We will have more on this in another article, but fundamentally, South Dakota did not receive “authority” to regulate interstate commerce.
The Commerce Clause does that and the only issue at hand was did the Supreme Court make mistakes in Quill and National Bellas Hess by defining physical presence as Nexus. At the time, it seemed like a good solution, but now the Court opined other methods, more appropriate for eCommerce and remote sales, could be used as long as they do not create an undue burden.
But “Undue Burden” is now the defining line and what does that mean?
I think this decision is a major nudge at Congress to set the minimum standard for States to follow. Will they act upon that nudge is the big question now.
As far as creating a national sales tax, that is a slippery slope that could get into VAT style taxation. I doubt there is an appetite in Congress to do that as Democrats will see such a tax as a regressive tax that impacts poorer Americans more than richer Americans, a hard sell to its constituents. And Republicans will see it as tax increase, again not an easy sell for its constituents. I believe a national sales tax proposal would be DOA in Congress.
Thank you for your comment, you brought up very interesting questions and points.
Richard
Great read! Thank you for clarifying everything.
Being a foreign company doing business in US via subsidiary it really helps to understand United States tax system better.
I don’t think that the Supreme Court could make a mistake twice. In Quill decision Supreme Court has followed the Congress’s point of view, second paragraph in Wiki page here: https://en.wikipedia.org/wiki/Internet_Tax_Freedom_Act, and the previous similar Supreme Court decision on National Bellas Hess v. Illinois in the 1967 which also ruled that unless the vendor has a physical location, or nexus, within a state, the vendor cannot be required to collect tax for that state. This limitation was defined as part of the Dormant Commerce Clause.

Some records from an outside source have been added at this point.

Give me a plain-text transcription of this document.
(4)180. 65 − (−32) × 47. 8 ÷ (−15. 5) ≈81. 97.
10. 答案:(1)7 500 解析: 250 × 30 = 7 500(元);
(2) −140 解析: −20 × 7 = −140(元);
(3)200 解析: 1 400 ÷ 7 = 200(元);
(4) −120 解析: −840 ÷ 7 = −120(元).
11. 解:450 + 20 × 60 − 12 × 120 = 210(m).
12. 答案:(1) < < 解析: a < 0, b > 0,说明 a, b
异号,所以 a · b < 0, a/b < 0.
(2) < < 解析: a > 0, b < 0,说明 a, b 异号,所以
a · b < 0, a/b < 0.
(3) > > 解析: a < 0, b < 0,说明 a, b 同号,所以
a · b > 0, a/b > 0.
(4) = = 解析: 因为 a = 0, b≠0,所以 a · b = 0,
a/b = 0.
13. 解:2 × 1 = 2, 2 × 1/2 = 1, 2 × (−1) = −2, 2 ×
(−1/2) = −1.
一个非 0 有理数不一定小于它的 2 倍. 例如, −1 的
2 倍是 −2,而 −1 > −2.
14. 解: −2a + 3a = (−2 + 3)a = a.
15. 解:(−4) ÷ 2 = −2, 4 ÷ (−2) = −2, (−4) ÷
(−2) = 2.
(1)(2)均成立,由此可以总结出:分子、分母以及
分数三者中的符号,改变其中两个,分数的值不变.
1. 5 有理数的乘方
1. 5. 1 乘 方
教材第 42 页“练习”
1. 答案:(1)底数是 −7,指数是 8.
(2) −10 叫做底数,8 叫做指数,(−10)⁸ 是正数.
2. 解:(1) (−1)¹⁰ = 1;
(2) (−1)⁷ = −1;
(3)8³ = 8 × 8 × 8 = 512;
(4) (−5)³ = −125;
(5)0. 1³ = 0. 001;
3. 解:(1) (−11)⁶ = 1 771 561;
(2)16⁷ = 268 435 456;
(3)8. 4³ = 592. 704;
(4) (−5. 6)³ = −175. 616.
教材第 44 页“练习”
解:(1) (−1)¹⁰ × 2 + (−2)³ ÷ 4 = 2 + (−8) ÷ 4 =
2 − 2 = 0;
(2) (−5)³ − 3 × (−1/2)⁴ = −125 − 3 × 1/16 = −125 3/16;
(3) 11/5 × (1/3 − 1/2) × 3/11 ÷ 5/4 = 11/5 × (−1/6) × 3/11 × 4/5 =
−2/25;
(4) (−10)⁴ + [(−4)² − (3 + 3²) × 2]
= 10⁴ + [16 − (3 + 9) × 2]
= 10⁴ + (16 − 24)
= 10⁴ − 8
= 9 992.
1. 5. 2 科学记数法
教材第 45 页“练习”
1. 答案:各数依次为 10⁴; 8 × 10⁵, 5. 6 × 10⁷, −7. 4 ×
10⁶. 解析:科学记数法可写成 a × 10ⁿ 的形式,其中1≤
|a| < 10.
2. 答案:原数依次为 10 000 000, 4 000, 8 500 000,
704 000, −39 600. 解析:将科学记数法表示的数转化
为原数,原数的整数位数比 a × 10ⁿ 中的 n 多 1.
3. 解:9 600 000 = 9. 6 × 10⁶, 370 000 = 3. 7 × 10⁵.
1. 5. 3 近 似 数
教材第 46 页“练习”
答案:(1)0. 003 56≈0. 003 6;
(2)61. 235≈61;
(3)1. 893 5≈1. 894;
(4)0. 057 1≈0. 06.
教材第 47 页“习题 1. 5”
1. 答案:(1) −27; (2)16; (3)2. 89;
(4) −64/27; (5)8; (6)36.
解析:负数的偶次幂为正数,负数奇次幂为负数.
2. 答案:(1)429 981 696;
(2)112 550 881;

The opposite ruling to two previous Supreme Courts decisions may undermine legitimacy of the Supreme Court itself.
This court was 9-0 on overturning the physical presence rule. The only issue for them was how it would be done and what impact a change in their opinion would have on the industry (Hence the final 5-4 decision).
Overturning previous opinions is not typical, but also not without precedent. Especially when it comes to issues in the Commerce Clause, absent specific law from Congress, the Court tries to consider changes in economic conditions.
Ultimately, I believe this Court wants Congress to take up this issue. The Internet Tax Freedom act does not address prohibit states from charging sales tax on goods. It only restricts the number of “same” taxes that can be charged (to one per same-type jurisdiction).
In other words, Congress wanted to ensure that if one state charges tax and then another cannot charge the same tax on the same transaction. Here is the wording form the Congressional Research Service on ITFA:
“The ban on multiple taxes prohibits more than one state, or more than one local jurisdiction at the same level of government (i.e., more than one county or city), from imposing a tax on the same transaction, unless a credit is offered for taxes paid to the other jurisdiction. However, the state, county, and city in which an electronic commerce transaction takes place could all levy their own sales (or use) taxes on the transaction.”
Since the Court now says that another method besides physical presence can dictate where the electronic commerce transaction takes place, it doesn’t conflict with ITFA.
Basically, Congress needs to take up this issue and set a standard that is applicable to all States for when sales tax are due. With this decision, the Court effectively opened up 47 plus different interpretations of “undue burden.” (Note: 4 states have not sales tax and D.C. is included as a tax district in that count).
It is all very confusing and I am sure reasonable people will disagree what some of this all means.